Can you think of anything that will collect a crowd of children so quickly, or keep them happy so long as an organ grinder with a monkey?

The music is often very dreadful, but the monkey is very funny. His tiny wrinkled face is so comical. It looks like that of a wise little old man who has seen a lot of trouble. Like a good clown in a circus, a monkey doesn't have to do anything to make people laugh—except just be a monkey. He is so wonderfully agile, quick and clever. He mimics everything people do. He "makes faces," he dances to music; he runs up the telegraph pole, a tree or a porch pillar, and he swings from bars like a trapeze performer. He picks up pennies, stuffs them in the pocket of his absurd red jacket, and pulls off his collar-box cap for thanks.

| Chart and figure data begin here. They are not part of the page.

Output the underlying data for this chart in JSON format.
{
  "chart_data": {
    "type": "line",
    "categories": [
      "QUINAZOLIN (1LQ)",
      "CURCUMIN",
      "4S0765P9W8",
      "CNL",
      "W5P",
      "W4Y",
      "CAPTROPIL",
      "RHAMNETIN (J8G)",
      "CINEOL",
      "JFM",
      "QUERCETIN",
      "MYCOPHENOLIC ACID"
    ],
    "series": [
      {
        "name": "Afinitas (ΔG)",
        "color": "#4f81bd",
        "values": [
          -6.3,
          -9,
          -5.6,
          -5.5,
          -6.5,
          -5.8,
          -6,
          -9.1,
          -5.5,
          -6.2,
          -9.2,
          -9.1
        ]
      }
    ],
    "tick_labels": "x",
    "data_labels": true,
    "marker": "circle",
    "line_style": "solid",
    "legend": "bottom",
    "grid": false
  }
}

It seems a pity that a monkey can only chatter or scream or scold, for he tries ever so hard to talk. Such a mischief he is, too. If he sees a chance he will snatch a little girl's doll or a lady's hat and tear them in pieces. He knows very well such behavior is naughty, for he scrambles out of reach of punishment, and chuckles with glee over the trick. It's easy to forgive the little rascal, for the next instant he does something engaging. He cuddles his baby, or cracks a peanut like a squirrel, turns a hand-spring for you, or slyly pulls another monkey's tail.

Just what is a monkey?

In the big cage in a menagerie or zoo, there are a dozen or more varieties of monkeys as unlike each other as a fox terrier is unlike a St. Bernard dog. Some monkeys are as small as chipmunks, and others are as large as cocker spaniels. There are monkeys with long curly tails, with straight tails, bushy tails, stub tails, and no tails at all. Some have very hairy, and others nearly naked faces. There are dog-faced and purple-faced monkeys ; monkeys with white cheeks, with turned-up. noses, with tufted ears, with whiskers, mufflers and bonnets. Most of them are black, gray or some shade of brown, from silver-fawn to seal. But there are dandified monkeys with green coats and orange vests.

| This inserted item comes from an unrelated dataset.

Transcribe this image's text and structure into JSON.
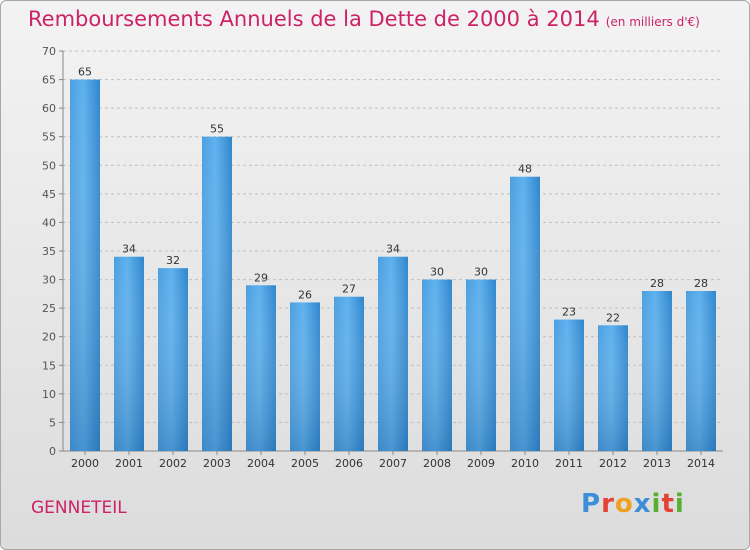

Many people call all the big apes—the gorillas, chimpanzees, orang-ootans, baboons and gibbons, monkeys. But we won't do that. These huge, man-like creatures from the Old World are savage, and have to be kept separately in strong cages like other wild beasts. They are hard to catch, hard to tame, and harder to keep alive in captivity, so you will not often see one. By monkey, children always mean one of the smaller apes that can be tamed easily and led about by a string like a little dog, or kept with many others in a big room of wire netting and bars.

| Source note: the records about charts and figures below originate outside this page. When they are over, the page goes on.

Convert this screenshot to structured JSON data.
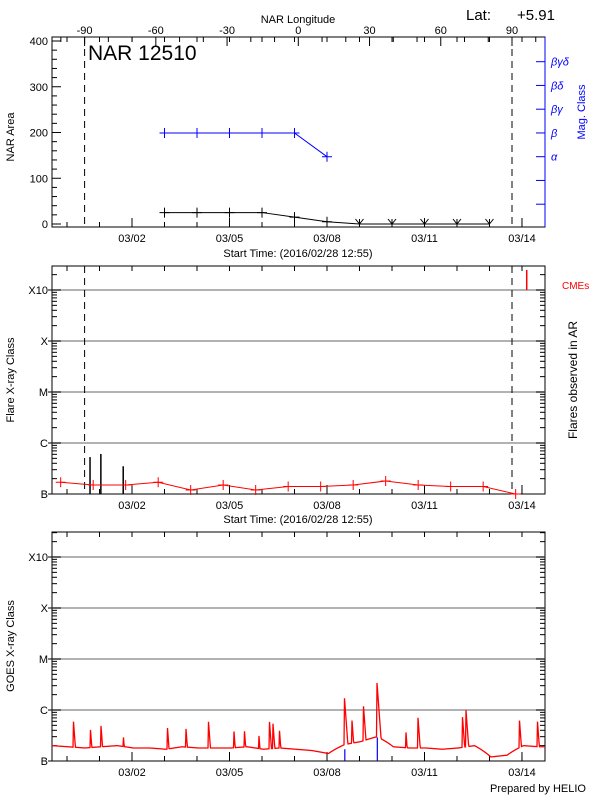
{
  "header": {
    "lat_label": "Lat:",
    "lat_value": "+5.91"
  },
  "colors": {
    "axis": "#000000",
    "mag_class": "#0000ff",
    "flare": "#ff0000",
    "goes": "#ff0000",
    "cme": "#ff0000",
    "grid": "#999999",
    "ar_marker": "#0000ff"
  },
  "footer": {
    "credit": "Prepared by HELIO"
  },
  "chart_data": [
    {
      "type": "line",
      "annotation": "NAR 12510",
      "xlabel": "Start Time: (2016/02/28 12:55)",
      "top_axis_label": "NAR Longitude",
      "top_axis_ticks": [
        "-90",
        "-60",
        "-30",
        "0",
        "30",
        "60",
        "90"
      ],
      "limb_markers_longitude": [
        -90,
        90
      ],
      "ylabel": "NAR Area",
      "ylim": [
        0,
        400
      ],
      "yticks": [
        "0",
        "100",
        "200",
        "300",
        "400"
      ],
      "xlim": [
        "02/28 12:55",
        "03/14 17:00"
      ],
      "xticks": [
        "03/02",
        "03/05",
        "03/08",
        "03/11",
        "03/14"
      ],
      "y2label": "Mag. Class",
      "y2ticks": [
        "α",
        "β",
        "βγ",
        "βδ",
        "βγδ"
      ],
      "series": [
        {
          "x": [
            "03/03 00:00",
            "03/04 00:00",
            "03/05 00:00",
            "03/06 00:00",
            "03/07 00:00",
            "03/08 00:00",
            "03/09 00:00",
            "03/10 00:00",
            "03/11 00:00",
            "03/12 00:00",
            "03/13 00:00"
          ],
          "y": [
            25,
            25,
            25,
            25,
            15,
            5,
            0,
            0,
            0,
            0,
            0
          ],
          "axis": "left"
        },
        {
          "x": [
            "03/03 00:00",
            "03/04 00:00",
            "03/05 00:00",
            "03/06 00:00",
            "03/07 00:00",
            "03/08 00:00"
          ],
          "y": [
            "β",
            "β",
            "β",
            "β",
            "β",
            "α"
          ],
          "axis": "right"
        }
      ]
    },
    {
      "type": "line",
      "xlabel": "Start Time: (2016/02/28 12:55)",
      "ylabel": "Flare X-ray Class",
      "y2label": "Flares observed in AR",
      "yscale": "log",
      "ylim_Wm2": [
        1e-07,
        0.003
      ],
      "yticks": [
        "B",
        "C",
        "M",
        "X",
        "X10"
      ],
      "grid": true,
      "xlim": [
        "02/28 12:55",
        "03/14 17:00"
      ],
      "xticks": [
        "03/02",
        "03/05",
        "03/08",
        "03/11",
        "03/14"
      ],
      "limb_markers_longitude": [
        -90,
        90
      ],
      "series": [
        {
          "x": [
            "02/28 19:20",
            "02/29 19:20",
            "03/01 19:20",
            "03/02 19:20",
            "03/03 19:20",
            "03/04 19:20",
            "03/05 19:20",
            "03/06 19:20",
            "03/07 19:20",
            "03/08 19:20",
            "03/09 19:20",
            "03/10 19:20",
            "03/11 19:20",
            "03/12 19:20",
            "03/13 19:20"
          ],
          "flux_Wm2": [
            1.7e-07,
            1.5e-07,
            1.5e-07,
            1.7e-07,
            1.2e-07,
            1.5e-07,
            1.2e-07,
            1.4e-07,
            1.4e-07,
            1.5e-07,
            1.8e-07,
            1.5e-07,
            1.4e-07,
            1.4e-07,
            1e-07
          ]
        }
      ],
      "flares": [
        {
          "time": "02/29 17:00",
          "flux_Wm2": 5.3e-07
        },
        {
          "time": "03/01 01:00",
          "flux_Wm2": 6.1e-07
        },
        {
          "time": "03/01 17:30",
          "flux_Wm2": 3.5e-07
        }
      ],
      "cme_label": "CMEs",
      "cmes": [
        {
          "time": "03/14 03:30"
        }
      ]
    },
    {
      "type": "line",
      "ylabel": "GOES X-ray Class",
      "yscale": "log",
      "ylim_Wm2": [
        1e-07,
        0.003
      ],
      "yticks": [
        "B",
        "C",
        "M",
        "X",
        "X10"
      ],
      "grid": true,
      "xlim": [
        "02/28 12:55",
        "03/14 17:00"
      ],
      "xticks": [
        "03/02",
        "03/05",
        "03/08",
        "03/11",
        "03/14"
      ],
      "background": {
        "x": [
          "02/28 13:00",
          "02/29 01:00",
          "02/29 13:00",
          "03/01 01:00",
          "03/01 13:00",
          "03/02 01:00",
          "03/02 13:00",
          "03/03 01:00",
          "03/03 13:00",
          "03/04 01:00",
          "03/04 13:00",
          "03/05 01:00",
          "03/05 13:00",
          "03/06 01:00",
          "03/06 13:00",
          "03/07 01:00",
          "03/07 13:00",
          "03/08 01:00",
          "03/08 13:00",
          "03/09 01:00",
          "03/09 13:00",
          "03/10 01:00",
          "03/10 13:00",
          "03/11 01:00",
          "03/11 13:00",
          "03/12 01:00",
          "03/12 13:00",
          "03/13 01:00",
          "03/13 13:00",
          "03/14 01:00",
          "03/14 13:00"
        ],
        "flux_Wm2": [
          2e-07,
          1.9e-07,
          1.8e-07,
          1.9e-07,
          2e-07,
          1.8e-07,
          1.8e-07,
          1.7e-07,
          1.9e-07,
          1.8e-07,
          1.8e-07,
          1.8e-07,
          1.9e-07,
          1.7e-07,
          1.8e-07,
          1.7e-07,
          1.6e-07,
          1.4e-07,
          2.1e-07,
          2.4e-07,
          3e-07,
          1.9e-07,
          1.8e-07,
          1.8e-07,
          1.7e-07,
          1.8e-07,
          2e-07,
          1.2e-07,
          1.3e-07,
          2e-07,
          1.9e-07
        ]
      },
      "peaks": [
        {
          "time": "02/29 04:50",
          "flux_Wm2": 7e-07
        },
        {
          "time": "02/29 17:15",
          "flux_Wm2": 5.4e-07
        },
        {
          "time": "03/01 01:00",
          "flux_Wm2": 6.5e-07
        },
        {
          "time": "03/01 17:40",
          "flux_Wm2": 3.7e-07
        },
        {
          "time": "03/03 02:20",
          "flux_Wm2": 4.9e-07
        },
        {
          "time": "03/03 15:50",
          "flux_Wm2": 5.4e-07
        },
        {
          "time": "03/04 08:40",
          "flux_Wm2": 6.2e-07
        },
        {
          "time": "03/05 03:20",
          "flux_Wm2": 4.6e-07
        },
        {
          "time": "03/05 11:00",
          "flux_Wm2": 5e-07
        },
        {
          "time": "03/05 21:40",
          "flux_Wm2": 4.2e-07
        },
        {
          "time": "03/06 05:30",
          "flux_Wm2": 7.4e-07
        },
        {
          "time": "03/06 08:00",
          "flux_Wm2": 7.3e-07
        },
        {
          "time": "03/06 13:00",
          "flux_Wm2": 4.5e-07
        },
        {
          "time": "03/08 13:10",
          "flux_Wm2": 1.7e-06
        },
        {
          "time": "03/08 18:30",
          "flux_Wm2": 7.4e-07
        },
        {
          "time": "03/09 03:00",
          "flux_Wm2": 1.4e-06
        },
        {
          "time": "03/09 13:10",
          "flux_Wm2": 3.4e-06
        },
        {
          "time": "03/10 10:20",
          "flux_Wm2": 4.5e-07
        },
        {
          "time": "03/10 19:10",
          "flux_Wm2": 8.9e-07
        },
        {
          "time": "03/12 04:00",
          "flux_Wm2": 9.4e-07
        },
        {
          "time": "03/12 06:40",
          "flux_Wm2": 1.2e-06
        },
        {
          "time": "03/13 22:20",
          "flux_Wm2": 6.6e-07
        },
        {
          "time": "03/14 11:30",
          "flux_Wm2": 7e-07
        }
      ],
      "ar_flare_markers": [
        {
          "time": "03/08 13:10",
          "flux_Wm2": 1.7e-07
        },
        {
          "time": "03/09 13:10",
          "flux_Wm2": 2.9e-07
        }
      ]
    }
  ]
}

A monkey in captivity is happier in a cage with a number of other monkeys. "The more the merrier" is the rule in monkey land. Nearly every kind of small ape lives in a monkey village in the trees, when he is at home. There is a wise old male for a chief. He and the older males keep trespassers away from a chosen feeding place, and he leads them to a new home when they move. Early in the morning and late in the evening, seems to be play-time in a monkey town. All the monkeys leap and swing and chase each other, and "whoop and holler" as Riley says, like so many boys playing in the woods. Spoiled boys they are, too, doing a great deal of mischief by throwing down cocoanuts and other fruits and nuts, just to see them fall.